Le goût de l’excellence
Dans un décor classé, au cœur du pavillon Ledoyen créé en 1792, officie l’un des plus grands cuisiniers, Christian Le Squer, qui s’apprête à fêter ses 10 ans de 3 étoiles au Michelin. Si sa cuisine aux saveurs uniques magnifie la gastronomie française chez Ledoyen, on peut aussi la goûter dans deux restaurants aux prix plus accessibles que ce chef d’origine bretonne de 49 ans a ouvert récemment.
Au sein du groupe Epicure dont il est un des 7 actionnaires, Christian Le Squer est directeur de toutes les cuisines et de la stratégie culinaire des 3 établissements qui composent le groupe. Evidemment Ledoyen, qui sert en moyenne 280 couverts par jour à la fois dans son restaurant 3 étoiles avec un ticket moyen de 300 € et dans ses salons de réception. Le restaurant Etc créé en 2008, un bistrot chic à la déco contemporaine proposant une cuisine rustique avec élégance qui a une étoile au Michelin et dont le ticket moyen est de 80 €. Enfin le petit nouveau, La grande verrière dans le jardin d’acclimatation, un restaurant familial qui a ouvert cette année en proposant des plats simples revisités par le chef avec un ticket moyen de 28 €.

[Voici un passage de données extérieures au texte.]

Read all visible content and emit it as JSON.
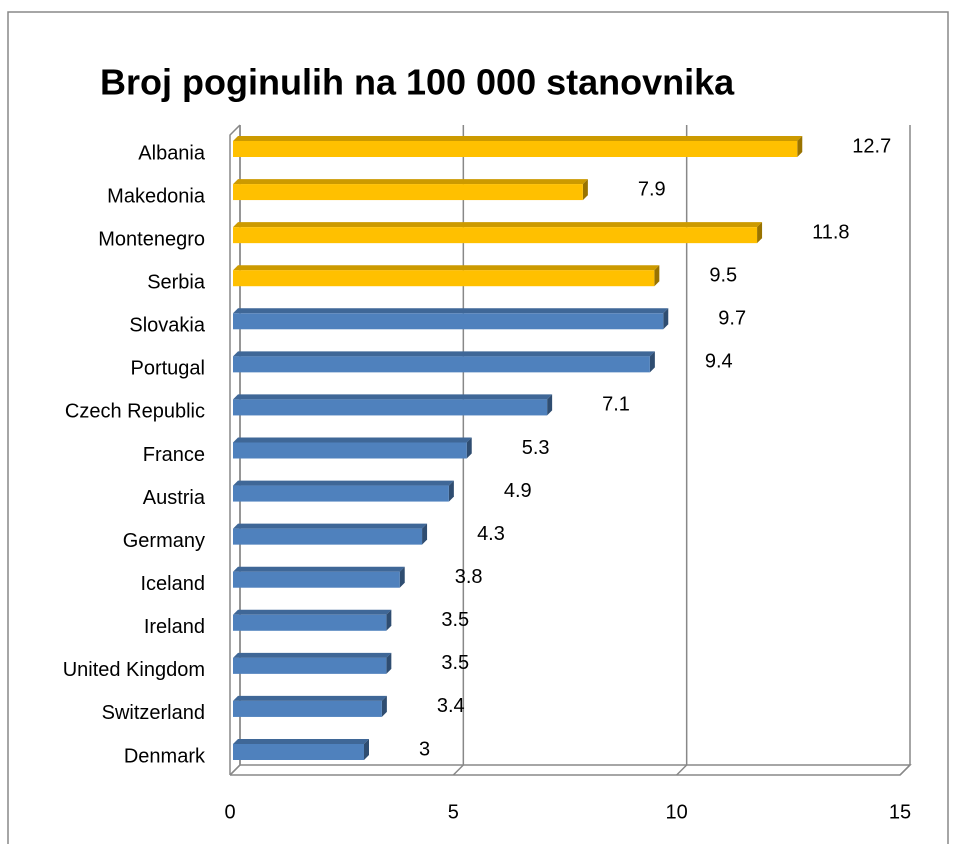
{
  "chart_data": {
    "type": "bar",
    "orientation": "horizontal",
    "title": "Broj poginulih na 100 000 stanovnika",
    "categories": [
      "Albania",
      "Makedonia",
      "Montenegro",
      "Serbia",
      "Slovakia",
      "Portugal",
      "Czech Republic",
      "France",
      "Austria",
      "Germany",
      "Iceland",
      "Ireland",
      "United Kingdom",
      "Switzerland",
      "Denmark"
    ],
    "values": [
      12.7,
      7.9,
      11.8,
      9.5,
      9.7,
      9.4,
      7.1,
      5.3,
      4.9,
      4.3,
      3.8,
      3.5,
      3.5,
      3.4,
      3
    ],
    "colors": [
      "#FFC000",
      "#FFC000",
      "#FFC000",
      "#FFC000",
      "#4F81BD",
      "#4F81BD",
      "#4F81BD",
      "#4F81BD",
      "#4F81BD",
      "#4F81BD",
      "#4F81BD",
      "#4F81BD",
      "#4F81BD",
      "#4F81BD",
      "#4F81BD"
    ],
    "xlim": [
      0,
      15
    ],
    "xticks": [
      0,
      5,
      10,
      15
    ],
    "grid": true
  }
}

« Dans une économie qui change énormément, analyse Christian Le Squer, on doit être capable de s’adapter à ce que les gens recherchent. Le fait de jouer dans différentes catégories de prix avec les 3 restaurants, nous permet de sortir de notre tour d’ivoire, d’avoir une ouverture d’esprit, une culture de savoir toucher à tous les produits et d’être accessible à un plus grand nombre. » Le groupe a d’ailleurs en projet un nouveau restaurant avec un menu à 22 € boissons comprises.
Une cuisine en mouvement
D’un restaurant à l’autre chacun dans son style de cuisine, au-delà de l’élaboration des plats, de la recherche des saveurs, il y a une différence de matières premières, où d’un côté le cuisinier a les meilleurs produits possibles et de l’autre des produits moins onéreux dont il va tirer le maximum. Afin d’alimenter les 3 cartes qui sont renouvelées régulièrement, Christian Le Squer donne ses consignes chaque jour à deux de ses cuisiniers, pour faire des essais durant deux heures à la recherche d’un goût, d’une cuisson. L’élaboration d’un nouveau plat prend environ un mois pour trouver l’assemblage et les saveurs recherchées. Dans cette cuisine en mouvement perpétuel, en plus de créer de nouveaux plats, il fait évoluer les anciens, saison après saison, jusqu’à obtenir un mariage parfait qui donne parfois de très grands plats et font la réputation d’un grand chef.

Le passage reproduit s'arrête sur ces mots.